Para Nelson Padilla astrónomo y docente de la U. Católica, la llegada de más proyectos al país dará un notable desarrollo a la astronomía nacional. “Se necesita más competencia entre proyectos astronómicos, pues sube el nivel y grado de investigación. Sobre todo, porque los astrónomos chilenos tienen en promedio 10 veces más oportunidades de usar telescopios de última generación”, dice. Una tesis que apoya Mardones quien dice que si bien hay un buen nivel entre los profesionales nacionales, “se deben estimular las programas de posgrado,la forma más certera de que los chilenos puedan liderar las investigaciones en los nuevos telescopios”.

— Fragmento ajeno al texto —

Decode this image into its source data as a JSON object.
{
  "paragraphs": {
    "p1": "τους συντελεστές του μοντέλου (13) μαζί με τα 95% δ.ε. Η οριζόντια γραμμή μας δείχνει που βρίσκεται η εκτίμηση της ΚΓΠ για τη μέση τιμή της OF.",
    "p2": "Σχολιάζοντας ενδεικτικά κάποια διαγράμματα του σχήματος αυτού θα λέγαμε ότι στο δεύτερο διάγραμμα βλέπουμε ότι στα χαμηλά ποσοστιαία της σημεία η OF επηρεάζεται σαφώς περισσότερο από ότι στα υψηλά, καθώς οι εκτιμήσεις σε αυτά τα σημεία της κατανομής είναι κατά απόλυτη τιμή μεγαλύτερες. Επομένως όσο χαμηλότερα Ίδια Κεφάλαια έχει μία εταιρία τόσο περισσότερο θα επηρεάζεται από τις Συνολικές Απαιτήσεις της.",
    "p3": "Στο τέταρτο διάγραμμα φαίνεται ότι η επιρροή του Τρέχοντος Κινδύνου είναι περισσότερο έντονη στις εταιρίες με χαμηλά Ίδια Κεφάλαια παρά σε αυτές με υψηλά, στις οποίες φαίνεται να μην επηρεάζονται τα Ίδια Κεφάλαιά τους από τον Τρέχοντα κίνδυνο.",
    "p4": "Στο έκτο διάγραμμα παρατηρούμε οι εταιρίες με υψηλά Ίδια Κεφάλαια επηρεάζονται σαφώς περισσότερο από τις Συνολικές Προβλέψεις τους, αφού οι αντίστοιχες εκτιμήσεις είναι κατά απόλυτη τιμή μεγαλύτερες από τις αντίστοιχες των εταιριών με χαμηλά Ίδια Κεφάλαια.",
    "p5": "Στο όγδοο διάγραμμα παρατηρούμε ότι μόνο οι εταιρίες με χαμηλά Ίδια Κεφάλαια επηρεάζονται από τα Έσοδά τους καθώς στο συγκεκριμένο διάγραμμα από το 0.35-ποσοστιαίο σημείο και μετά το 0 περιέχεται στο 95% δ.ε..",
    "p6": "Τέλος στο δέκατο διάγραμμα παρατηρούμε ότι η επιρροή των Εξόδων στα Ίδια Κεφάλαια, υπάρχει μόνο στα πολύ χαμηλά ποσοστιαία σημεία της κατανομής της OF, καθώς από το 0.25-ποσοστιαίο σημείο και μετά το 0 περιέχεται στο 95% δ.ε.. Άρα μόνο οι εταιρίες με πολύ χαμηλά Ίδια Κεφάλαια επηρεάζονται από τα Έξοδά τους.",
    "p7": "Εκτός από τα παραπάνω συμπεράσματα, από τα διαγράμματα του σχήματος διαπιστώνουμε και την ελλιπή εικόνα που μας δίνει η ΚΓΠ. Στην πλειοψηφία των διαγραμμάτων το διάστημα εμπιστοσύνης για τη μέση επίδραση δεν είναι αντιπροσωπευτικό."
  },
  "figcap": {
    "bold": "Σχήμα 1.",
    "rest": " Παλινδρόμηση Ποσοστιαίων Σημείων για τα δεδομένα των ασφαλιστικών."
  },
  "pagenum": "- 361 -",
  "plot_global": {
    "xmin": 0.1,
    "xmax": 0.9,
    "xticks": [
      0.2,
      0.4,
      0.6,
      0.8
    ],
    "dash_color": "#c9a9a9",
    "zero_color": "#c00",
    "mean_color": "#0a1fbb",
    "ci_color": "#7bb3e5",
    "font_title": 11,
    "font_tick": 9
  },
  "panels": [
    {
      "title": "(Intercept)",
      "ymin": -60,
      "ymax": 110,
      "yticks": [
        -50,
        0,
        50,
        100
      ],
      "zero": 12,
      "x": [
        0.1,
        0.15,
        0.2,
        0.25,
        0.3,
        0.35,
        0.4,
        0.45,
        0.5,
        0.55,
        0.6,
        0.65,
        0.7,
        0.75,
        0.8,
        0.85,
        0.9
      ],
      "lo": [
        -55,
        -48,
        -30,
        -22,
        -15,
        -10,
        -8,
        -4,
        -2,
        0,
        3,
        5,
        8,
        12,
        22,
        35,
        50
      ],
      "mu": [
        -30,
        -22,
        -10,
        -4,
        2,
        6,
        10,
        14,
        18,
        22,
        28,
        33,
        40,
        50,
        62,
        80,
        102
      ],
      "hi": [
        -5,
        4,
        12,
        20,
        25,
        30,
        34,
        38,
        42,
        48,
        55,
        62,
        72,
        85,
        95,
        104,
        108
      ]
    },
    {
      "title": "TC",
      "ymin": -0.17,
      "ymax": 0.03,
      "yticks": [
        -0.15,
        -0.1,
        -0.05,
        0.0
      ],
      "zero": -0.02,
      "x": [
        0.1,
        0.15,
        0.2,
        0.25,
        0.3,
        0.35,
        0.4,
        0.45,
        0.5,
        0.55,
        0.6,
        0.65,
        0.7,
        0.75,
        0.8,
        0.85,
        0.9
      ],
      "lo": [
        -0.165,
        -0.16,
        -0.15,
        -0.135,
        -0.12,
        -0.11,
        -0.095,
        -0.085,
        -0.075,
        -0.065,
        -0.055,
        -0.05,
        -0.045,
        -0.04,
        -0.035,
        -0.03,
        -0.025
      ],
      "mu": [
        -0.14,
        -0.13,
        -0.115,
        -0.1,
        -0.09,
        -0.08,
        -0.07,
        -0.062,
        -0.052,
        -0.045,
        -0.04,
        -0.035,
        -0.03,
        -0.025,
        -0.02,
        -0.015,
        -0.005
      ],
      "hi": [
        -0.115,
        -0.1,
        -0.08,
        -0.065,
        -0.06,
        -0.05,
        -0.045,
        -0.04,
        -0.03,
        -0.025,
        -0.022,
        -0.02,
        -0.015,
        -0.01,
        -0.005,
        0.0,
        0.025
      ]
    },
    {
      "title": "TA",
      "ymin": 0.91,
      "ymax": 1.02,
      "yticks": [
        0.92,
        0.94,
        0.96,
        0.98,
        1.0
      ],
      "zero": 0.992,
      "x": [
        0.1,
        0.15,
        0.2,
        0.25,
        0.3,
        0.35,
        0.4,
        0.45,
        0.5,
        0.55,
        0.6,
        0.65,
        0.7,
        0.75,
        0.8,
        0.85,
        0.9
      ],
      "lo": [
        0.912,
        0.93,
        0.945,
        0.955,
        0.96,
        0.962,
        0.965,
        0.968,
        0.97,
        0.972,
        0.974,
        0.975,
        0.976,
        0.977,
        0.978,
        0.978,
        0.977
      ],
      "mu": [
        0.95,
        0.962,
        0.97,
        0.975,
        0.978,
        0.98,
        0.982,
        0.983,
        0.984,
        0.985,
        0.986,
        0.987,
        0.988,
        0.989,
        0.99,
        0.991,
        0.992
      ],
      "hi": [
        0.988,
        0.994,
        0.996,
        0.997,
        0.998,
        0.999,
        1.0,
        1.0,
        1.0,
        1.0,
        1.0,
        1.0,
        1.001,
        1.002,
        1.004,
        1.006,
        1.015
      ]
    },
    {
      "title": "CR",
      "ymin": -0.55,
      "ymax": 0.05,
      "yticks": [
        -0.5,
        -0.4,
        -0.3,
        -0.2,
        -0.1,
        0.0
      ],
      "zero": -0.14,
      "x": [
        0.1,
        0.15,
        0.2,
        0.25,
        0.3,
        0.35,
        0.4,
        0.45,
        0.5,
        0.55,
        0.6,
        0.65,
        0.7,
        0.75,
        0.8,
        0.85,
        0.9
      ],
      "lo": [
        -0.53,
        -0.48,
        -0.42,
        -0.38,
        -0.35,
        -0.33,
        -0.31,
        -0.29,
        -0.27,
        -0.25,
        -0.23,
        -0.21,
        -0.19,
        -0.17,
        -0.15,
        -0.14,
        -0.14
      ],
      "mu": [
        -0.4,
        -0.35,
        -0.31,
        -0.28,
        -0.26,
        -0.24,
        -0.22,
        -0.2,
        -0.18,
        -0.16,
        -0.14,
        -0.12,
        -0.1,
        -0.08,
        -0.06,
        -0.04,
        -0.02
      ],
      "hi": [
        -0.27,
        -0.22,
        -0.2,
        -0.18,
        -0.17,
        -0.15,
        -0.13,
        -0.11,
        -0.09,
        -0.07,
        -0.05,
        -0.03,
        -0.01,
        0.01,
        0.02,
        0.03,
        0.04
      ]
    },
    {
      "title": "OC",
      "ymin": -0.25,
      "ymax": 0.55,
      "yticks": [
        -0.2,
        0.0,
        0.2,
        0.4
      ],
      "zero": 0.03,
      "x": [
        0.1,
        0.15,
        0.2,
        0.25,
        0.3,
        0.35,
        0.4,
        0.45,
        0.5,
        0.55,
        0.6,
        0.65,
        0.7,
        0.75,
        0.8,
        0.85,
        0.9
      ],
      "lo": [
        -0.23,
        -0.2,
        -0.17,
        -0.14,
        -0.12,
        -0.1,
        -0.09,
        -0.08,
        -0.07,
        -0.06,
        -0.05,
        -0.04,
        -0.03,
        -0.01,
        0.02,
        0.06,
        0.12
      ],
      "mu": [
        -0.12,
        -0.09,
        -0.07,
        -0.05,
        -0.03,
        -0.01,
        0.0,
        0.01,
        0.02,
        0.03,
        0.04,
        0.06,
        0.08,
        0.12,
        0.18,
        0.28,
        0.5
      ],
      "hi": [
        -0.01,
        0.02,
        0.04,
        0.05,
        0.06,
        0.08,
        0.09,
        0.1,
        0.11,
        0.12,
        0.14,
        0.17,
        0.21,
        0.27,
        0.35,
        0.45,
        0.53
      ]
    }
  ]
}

El impulso al capital humano

La venida de estas grandes estructuras no sólo beneficia a la astronomía. Esto lo saben la Cancillería chilena y la Comisión Nacional Científica y Tecnológica (Conicyt) que están apostando por traer telescopios como el E-ELT para desarrollar otras áreas relacionadas de la ciencia. “Esta iniciativa representaría un impulso sin precedentes para la astronomía chilena y las ciencias afines, como ingeniería y tecnologias de la información”, dice la presidenta de Conicyt, Maria Elena Boisier. Sin embargo, aclara que lo más importante es el desarrollo de capital humano avanzado y el apoyo a la investigación que habrá con su llegada.